RE: [PATCH v2 08/10] iommufd/device: Use iommu_group_replace_domain()

From: Tian, Kevin
Date: Wed Feb 08 2023 - 23:03:11 EST


> From: Nicolin Chen <nicolinc@xxxxxxxxxx>
> Sent: Wednesday, February 8, 2023 5:18 AM
>
> iommu_group_replace_domain() is introduced to support use cases where
> an
> iommu_group can be attached to a new domain without getting detached
> from
> the old one. This replacement feature will be useful, for cases such as:
> 1) vPASID mode, when a guest wants to replace a single pasid (PASID=0)
> table with a larger table (PASID=N)
> 2) Nesting mode, when switching the attaching device from an S2 domain
> to an S1 domain, or when switching between relevant S1 domains.
> as it allows these cases to switch seamlessly without a DMA disruption.
>
> So, call iommu_group_replace_domain() in the iommufd_device_do_attach().
> And add a __iommmufd_device_detach helper to allow the replace routine
> to
> do a partial detach on the current hwpt that's being replaced. Though the
> updated locking logic is overcomplicated, it will be eased, once those
> iopt_table_add/remove_ioas and list_add/del calls are moved to hwpt's
> allocation/destroy() functions in the coming nesting series, as that'll
> depend on a new ->domain_alloc_user op in the iommu core.
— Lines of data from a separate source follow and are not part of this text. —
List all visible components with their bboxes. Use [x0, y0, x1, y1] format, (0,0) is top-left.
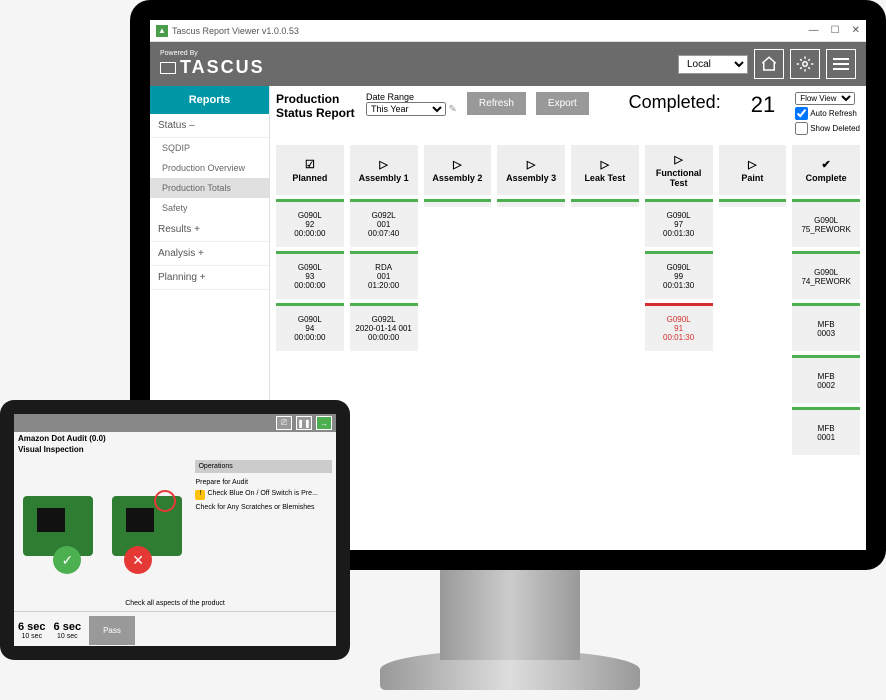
app-icon: ▲: [156, 25, 168, 37]
job-card[interactable]: G090L9700:01:30: [645, 199, 713, 247]
stage-paint: ▷Paint: [719, 145, 787, 195]
pcb-fail-image: [112, 496, 182, 556]
report-title: Production Status Report: [276, 92, 356, 120]
window-titlebar: ▲ Tascus Report Viewer v1.0.0.53 — ☐ ✕: [150, 20, 866, 42]
stage-functional-test: ▷Functional Test: [645, 145, 713, 195]
play-icon: ▷: [674, 153, 682, 166]
job-card[interactable]: MFB0001: [792, 407, 860, 455]
close-button[interactable]: ✕: [852, 25, 860, 36]
check-icon: ✔: [822, 158, 831, 171]
play-icon: ▷: [601, 158, 609, 171]
minimize-button[interactable]: —: [809, 25, 819, 36]
job-card[interactable]: G092L2020-01-14 00100:00:00: [350, 303, 418, 351]
tablet-pause-button[interactable]: ❚❚: [296, 416, 312, 430]
show-deleted-checkbox[interactable]: Show Deleted: [795, 122, 860, 135]
operations-header: Operations: [195, 460, 332, 473]
location-select[interactable]: Local: [678, 55, 748, 74]
play-icon: ▷: [527, 158, 535, 171]
powered-by-label: Powered By: [160, 50, 198, 57]
timer-2: 6 sec10 sec: [54, 621, 82, 640]
tablet-instruction-text: Check all aspects of the product: [14, 596, 336, 611]
play-icon: ▷: [748, 158, 756, 171]
operation-row[interactable]: ! Check Blue On / Off Switch is Pre...: [195, 488, 332, 502]
job-card[interactable]: G090L9400:00:00: [276, 303, 344, 351]
job-card[interactable]: G090L9300:00:00: [276, 251, 344, 299]
stage-assembly-1: ▷Assembly 1: [350, 145, 418, 195]
job-card[interactable]: G092L00100:07:40: [350, 199, 418, 247]
fail-icon: ✕: [124, 546, 152, 574]
date-range-select[interactable]: This Year: [366, 102, 446, 116]
operation-row[interactable]: Prepare for Audit: [195, 477, 332, 488]
app-header: Powered By TASCUS Local: [150, 42, 866, 86]
pass-button[interactable]: Pass: [89, 616, 135, 645]
tablet-subtitle: Visual Inspection: [14, 445, 336, 456]
job-card[interactable]: G090L9200:00:00: [276, 199, 344, 247]
sidebar-item-production-overview[interactable]: Production Overview: [150, 158, 269, 178]
defect-marker-icon: [154, 490, 176, 512]
job-card-empty: [424, 199, 492, 207]
job-card-empty: [497, 199, 565, 207]
auto-refresh-checkbox[interactable]: Auto Refresh: [795, 107, 860, 120]
operations-panel: Operations Prepare for Audit ! Check Blu…: [191, 456, 336, 596]
job-card[interactable]: G090L75_REWORK: [792, 199, 860, 247]
timer-1: 6 sec10 sec: [18, 621, 46, 640]
calendar-icon: ☑: [305, 158, 315, 171]
stage-assembly-2: ▷Assembly 2: [424, 145, 492, 195]
logo: TASCUS: [160, 57, 265, 78]
stage-assembly-3: ▷Assembly 3: [497, 145, 565, 195]
logo-icon: [160, 62, 176, 74]
job-card[interactable]: RDA00101:20:00: [350, 251, 418, 299]
sidebar-group-status[interactable]: Status –: [150, 114, 269, 138]
job-card-empty: [571, 199, 639, 207]
job-card-error[interactable]: G090L9100:01:30: [645, 303, 713, 351]
edit-icon[interactable]: ✎: [449, 104, 457, 115]
job-card-empty: [719, 199, 787, 207]
operation-row[interactable]: Check for Any Scratches or Blemishes: [195, 502, 332, 513]
inspection-image-area: ✓ ✕: [14, 456, 191, 596]
home-button[interactable]: [754, 49, 784, 79]
sidebar-group-planning[interactable]: Planning +: [150, 266, 269, 290]
tablet-title: Amazon Dot Audit (0.0): [14, 432, 336, 445]
play-icon: ▷: [379, 158, 387, 171]
job-card[interactable]: G090L9900:01:30: [645, 251, 713, 299]
maximize-button[interactable]: ☐: [831, 25, 840, 36]
stage-complete: ✔Complete: [792, 145, 860, 195]
settings-button[interactable]: [790, 49, 820, 79]
window-title: Tascus Report Viewer v1.0.0.53: [172, 26, 299, 36]
sidebar-item-production-totals[interactable]: Production Totals: [150, 178, 269, 198]
view-mode-select[interactable]: Flow View: [795, 92, 855, 105]
tablet-next-button[interactable]: →: [316, 416, 332, 430]
job-card[interactable]: MFB0002: [792, 355, 860, 403]
job-card[interactable]: MFB0003: [792, 303, 860, 351]
tablet-screen-icon[interactable]: ⎚: [276, 416, 292, 430]
tablet-header: ⎚ ❚❚ →: [14, 414, 336, 432]
stage-leak-test: ▷Leak Test: [571, 145, 639, 195]
stage-row: ☑Planned G090L9200:00:00 G090L9300:00:00…: [276, 145, 860, 455]
play-icon: ▷: [453, 158, 461, 171]
pcb-pass-image: [23, 496, 93, 556]
export-button[interactable]: Export: [536, 92, 589, 115]
date-range-label: Date Range: [366, 92, 457, 102]
content-area: Production Status Report Date Range This…: [270, 86, 866, 550]
pass-icon: ✓: [53, 546, 81, 574]
sidebar-item-safety[interactable]: Safety: [150, 198, 269, 218]
sidebar-group-analysis[interactable]: Analysis +: [150, 242, 269, 266]
warning-icon: !: [195, 490, 205, 500]
completed-count: 21: [751, 92, 775, 118]
stage-planned: ☑Planned: [276, 145, 344, 195]
completed-label: Completed:: [629, 92, 721, 113]
refresh-button[interactable]: Refresh: [467, 92, 526, 115]
job-card[interactable]: G090L74_REWORK: [792, 251, 860, 299]
reports-tab[interactable]: Reports: [150, 86, 269, 114]
sidebar-item-sqdip[interactable]: SQDIP: [150, 138, 269, 158]
menu-button[interactable]: [826, 49, 856, 79]
sidebar-group-results[interactable]: Results +: [150, 218, 269, 242]
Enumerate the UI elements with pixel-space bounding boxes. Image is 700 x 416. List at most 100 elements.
then why not moving those changes into this series to make it simple?

>
> Also, block replace operations that are from/to auto_domains, i.e. only
> user-allocated hw_pagetables can be replaced or replaced with.

where does this restriction come from? iommu_group_replace_domain()
can switch between any two UNMANAGED domains. What is the extra
problem in iommufd to support from/to auto domains?

>
> Signed-off-by: Nicolin Chen <nicolinc@xxxxxxxxxx>
> ---
> drivers/iommu/iommufd/device.c | 101 +++++++++++++++++-------
> drivers/iommu/iommufd/iommufd_private.h | 2 +
> 2 files changed, 76 insertions(+), 27 deletions(-)
>
> diff --git a/drivers/iommu/iommufd/device.c
> b/drivers/iommu/iommufd/device.c
> index b8c3e3baccb5..8a9834fc129a 100644
> --- a/drivers/iommu/iommufd/device.c
> +++ b/drivers/iommu/iommufd/device.c
> @@ -9,6 +9,8 @@
> #include "io_pagetable.h"
> #include "iommufd_private.h"
>
> +MODULE_IMPORT_NS(IOMMUFD_INTERNAL);
> +
> static bool allow_unsafe_interrupts;
> module_param(allow_unsafe_interrupts, bool, S_IRUGO | S_IWUSR);
> MODULE_PARM_DESC(
> @@ -194,9 +196,61 @@ static bool
> iommufd_hw_pagetable_has_group(struct iommufd_hw_pagetable *hwpt,
> return false;
> }
>
> +/**
> + * __iommmufd_device_detach - Detach a device from idev->hwpt to
> new_hwpt

'from ... to ...' means a replace semantics. then this should be called
iommufd_device_replace_hwpt().

> + * @idev: device to detach
> + * @new_hwpt: new hw_pagetable to attach (pass in NULL for a simple
> detach)
> + * @detach_group: flag to call iommu_detach_group
> + *
> + * This is a cleanup helper shared by the replace and detach routines.
> Comparing
> + * to a detach routine, a replace routine only needs a partial detach
> procedure:
> + * it does not need the iommu_detach_group(); it will attach the device to a
> new
> + * hw_pagetable after a partial detach from the currently attached
> hw_pagetable,
> + * so certain steps can be skipped if two hw_pagetables have the same IOAS.
> + */
> +static void __iommmufd_device_detach(struct iommufd_device *idev,
> + struct iommufd_hw_pagetable
> *new_hwpt,
> + bool detach_group)
> +{
> + struct iommufd_hw_pagetable *hwpt = idev->hwpt;
> + struct iommufd_ioas *new_ioas = NULL;
> +
> + if (new_hwpt)
> + new_ioas = new_hwpt->ioas;
> +
> + mutex_lock(&hwpt->devices_lock);
> + list_del(&idev->devices_item);
> + if (hwpt->ioas != new_ioas)
> + mutex_lock(&hwpt->ioas->mutex);

I think new_ioas->mutext was meant here.

> + if (!iommufd_hw_pagetable_has_group(hwpt, idev->group)) {
> + if (list_empty(&hwpt->devices)) {
> + iopt_table_remove_domain(&hwpt->ioas->iopt,
> + hwpt->domain);
> + list_del(&hwpt->hwpt_item);
> + }

I'm not sure how this can be fully shared between detach and replace.
Here some work e.g. above needs to be done before calling
iommu_group_replace_domain() while others can be done afterwards.